Depending on the circumstances, the reported earnings at each level of the income statement can distort the actual operating results of a business since non-recurring and unusual items may be included (e.g., gain from sale or machinery, write-down of intangible assets, etc.).
Conversely, adjusted (or non-GAAP) earnings are computed by a company to more closely convey the earnings that are derived from the company’s core business operations. Therefore, companies typically exclude non-recurring and unusual items to determine an adjusted earnings measure. If a company uses non-GAAP earnings as a performance measure, the company’s proxy must show a qualitative reconciliation between the non-GAAP earnings measure and the nearest GAAP measure.
The first step for companies using an earnings metric in their incentive plans (e.g., the numerator in the EPS equation) is to determine the initial level of GAAP earnings to be used from the income statement.
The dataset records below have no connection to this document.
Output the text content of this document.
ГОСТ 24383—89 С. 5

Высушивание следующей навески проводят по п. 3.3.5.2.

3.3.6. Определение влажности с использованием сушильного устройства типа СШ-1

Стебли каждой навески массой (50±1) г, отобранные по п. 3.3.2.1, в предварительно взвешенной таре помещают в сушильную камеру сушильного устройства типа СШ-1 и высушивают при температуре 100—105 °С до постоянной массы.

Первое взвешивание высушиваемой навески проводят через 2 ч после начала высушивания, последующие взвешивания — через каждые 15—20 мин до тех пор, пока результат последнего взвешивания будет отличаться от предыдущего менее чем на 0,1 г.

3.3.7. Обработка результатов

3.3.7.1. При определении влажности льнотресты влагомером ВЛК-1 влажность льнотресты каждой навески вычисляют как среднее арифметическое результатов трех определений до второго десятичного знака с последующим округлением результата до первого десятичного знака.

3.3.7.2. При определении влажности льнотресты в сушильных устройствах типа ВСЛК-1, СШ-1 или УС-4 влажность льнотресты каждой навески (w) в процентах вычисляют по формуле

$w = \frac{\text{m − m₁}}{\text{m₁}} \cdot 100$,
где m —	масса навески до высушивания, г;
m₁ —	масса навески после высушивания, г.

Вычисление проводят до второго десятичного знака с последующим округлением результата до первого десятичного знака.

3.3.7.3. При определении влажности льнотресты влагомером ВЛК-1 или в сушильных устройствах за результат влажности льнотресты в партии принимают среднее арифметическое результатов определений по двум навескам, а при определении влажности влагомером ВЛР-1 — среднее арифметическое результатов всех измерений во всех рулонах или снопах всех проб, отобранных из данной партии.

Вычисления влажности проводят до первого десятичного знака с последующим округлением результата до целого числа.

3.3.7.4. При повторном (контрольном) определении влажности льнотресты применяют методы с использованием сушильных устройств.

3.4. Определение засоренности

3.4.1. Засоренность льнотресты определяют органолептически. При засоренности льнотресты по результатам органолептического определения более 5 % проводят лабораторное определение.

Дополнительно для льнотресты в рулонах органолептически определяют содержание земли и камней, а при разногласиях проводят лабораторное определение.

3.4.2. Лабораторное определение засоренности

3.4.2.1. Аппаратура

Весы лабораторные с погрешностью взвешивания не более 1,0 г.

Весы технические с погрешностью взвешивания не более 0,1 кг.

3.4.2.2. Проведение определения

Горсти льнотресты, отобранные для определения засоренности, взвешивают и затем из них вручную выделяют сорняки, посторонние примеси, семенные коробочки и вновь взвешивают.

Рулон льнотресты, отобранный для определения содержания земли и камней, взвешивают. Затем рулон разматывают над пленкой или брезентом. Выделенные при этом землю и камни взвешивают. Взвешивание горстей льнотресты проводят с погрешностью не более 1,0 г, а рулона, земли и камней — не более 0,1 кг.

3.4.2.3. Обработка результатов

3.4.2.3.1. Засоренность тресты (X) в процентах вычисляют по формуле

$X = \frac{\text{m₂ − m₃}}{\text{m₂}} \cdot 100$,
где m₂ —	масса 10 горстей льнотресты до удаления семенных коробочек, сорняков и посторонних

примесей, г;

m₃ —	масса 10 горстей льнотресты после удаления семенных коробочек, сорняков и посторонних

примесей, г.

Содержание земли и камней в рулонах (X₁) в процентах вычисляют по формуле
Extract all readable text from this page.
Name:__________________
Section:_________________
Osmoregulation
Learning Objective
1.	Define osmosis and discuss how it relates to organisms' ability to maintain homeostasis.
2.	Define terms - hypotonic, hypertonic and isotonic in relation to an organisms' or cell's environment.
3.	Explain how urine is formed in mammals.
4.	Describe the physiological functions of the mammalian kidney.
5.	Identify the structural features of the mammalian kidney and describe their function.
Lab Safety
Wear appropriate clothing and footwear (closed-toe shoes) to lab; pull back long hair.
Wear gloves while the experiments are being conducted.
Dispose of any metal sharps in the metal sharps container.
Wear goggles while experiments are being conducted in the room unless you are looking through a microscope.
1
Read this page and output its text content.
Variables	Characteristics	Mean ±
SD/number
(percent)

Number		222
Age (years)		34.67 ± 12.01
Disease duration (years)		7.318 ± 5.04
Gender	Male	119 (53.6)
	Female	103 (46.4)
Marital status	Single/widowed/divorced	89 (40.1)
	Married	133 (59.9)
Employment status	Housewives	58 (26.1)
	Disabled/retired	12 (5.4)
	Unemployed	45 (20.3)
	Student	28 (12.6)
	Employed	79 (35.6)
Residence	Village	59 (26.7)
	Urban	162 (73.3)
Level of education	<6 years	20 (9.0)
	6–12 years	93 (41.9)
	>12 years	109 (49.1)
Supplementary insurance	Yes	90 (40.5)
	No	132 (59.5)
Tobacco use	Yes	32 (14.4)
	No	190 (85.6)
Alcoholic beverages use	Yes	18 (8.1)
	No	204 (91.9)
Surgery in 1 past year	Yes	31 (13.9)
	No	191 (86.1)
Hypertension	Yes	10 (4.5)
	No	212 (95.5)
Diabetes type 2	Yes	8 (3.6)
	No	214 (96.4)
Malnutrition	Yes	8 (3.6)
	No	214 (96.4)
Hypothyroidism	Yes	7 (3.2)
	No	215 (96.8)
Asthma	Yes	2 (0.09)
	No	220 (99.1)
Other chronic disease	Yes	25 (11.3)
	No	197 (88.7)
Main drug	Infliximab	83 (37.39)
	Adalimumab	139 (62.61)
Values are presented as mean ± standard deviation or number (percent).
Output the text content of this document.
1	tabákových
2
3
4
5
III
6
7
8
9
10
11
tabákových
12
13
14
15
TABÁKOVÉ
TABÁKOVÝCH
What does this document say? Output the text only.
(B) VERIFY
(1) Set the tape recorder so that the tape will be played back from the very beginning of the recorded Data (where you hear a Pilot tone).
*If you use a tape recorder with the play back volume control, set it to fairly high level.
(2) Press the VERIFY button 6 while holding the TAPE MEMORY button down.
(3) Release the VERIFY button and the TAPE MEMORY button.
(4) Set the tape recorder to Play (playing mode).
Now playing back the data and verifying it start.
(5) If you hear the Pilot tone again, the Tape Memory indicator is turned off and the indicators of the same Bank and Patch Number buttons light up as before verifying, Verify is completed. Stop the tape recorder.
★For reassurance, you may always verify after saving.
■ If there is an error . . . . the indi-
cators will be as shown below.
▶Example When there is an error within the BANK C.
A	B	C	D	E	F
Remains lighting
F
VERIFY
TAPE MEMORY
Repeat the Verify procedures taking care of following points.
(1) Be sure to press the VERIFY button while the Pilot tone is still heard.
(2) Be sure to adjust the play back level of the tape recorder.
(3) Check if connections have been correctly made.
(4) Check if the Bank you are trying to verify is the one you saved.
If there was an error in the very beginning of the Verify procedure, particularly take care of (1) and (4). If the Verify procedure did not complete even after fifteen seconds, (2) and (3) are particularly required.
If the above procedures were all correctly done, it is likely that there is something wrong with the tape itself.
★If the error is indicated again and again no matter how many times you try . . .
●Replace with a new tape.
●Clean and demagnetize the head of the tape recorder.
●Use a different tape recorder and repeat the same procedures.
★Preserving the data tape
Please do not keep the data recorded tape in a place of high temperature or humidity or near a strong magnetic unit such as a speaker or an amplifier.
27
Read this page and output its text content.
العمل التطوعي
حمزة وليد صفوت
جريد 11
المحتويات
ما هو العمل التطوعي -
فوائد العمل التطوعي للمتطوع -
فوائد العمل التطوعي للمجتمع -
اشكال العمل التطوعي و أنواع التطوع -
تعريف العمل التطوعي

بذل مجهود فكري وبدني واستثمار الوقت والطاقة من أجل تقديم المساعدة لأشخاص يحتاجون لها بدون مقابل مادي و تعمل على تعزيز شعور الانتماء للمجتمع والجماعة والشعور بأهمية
Second, if an adjusted earnings measure is to be used, determine the categories of adjustment that will be applied to the selected GAAP earnings measure to set target performance goals and assess level of performance.
Similar to earnings measurement, there are two common ways to measure shares outstanding for purposes of EPS calculations: basic or fully diluted. Basic shares outstanding refers to the number of shares actually issued and outstanding that are held by investors. Fully diluted shares outstanding includes shares that would become outstanding if all exercisable warrants, stock options, and convertible bonds were converted into shares in addition to the shares actually outstanding. The impact of periodic share repurchases is also an important consideration with EPS goal setting.
Based on our experience, the most common approach is to use fully diluted shares outstanding to compute EPS for compensation plan purposes.
Suggestions for the Board
Companies commonly consider market prevalence, strategic goals, and shareholder expectations when selecting executive incentive plan metrics. However, computation of the metric itself (specifically EPS) is often an afterthought.
Before approving incentive plan design changes, boards should discuss how the selected financial goals will be calculated, the merits of each approach, and how the measure impacts the incentive package.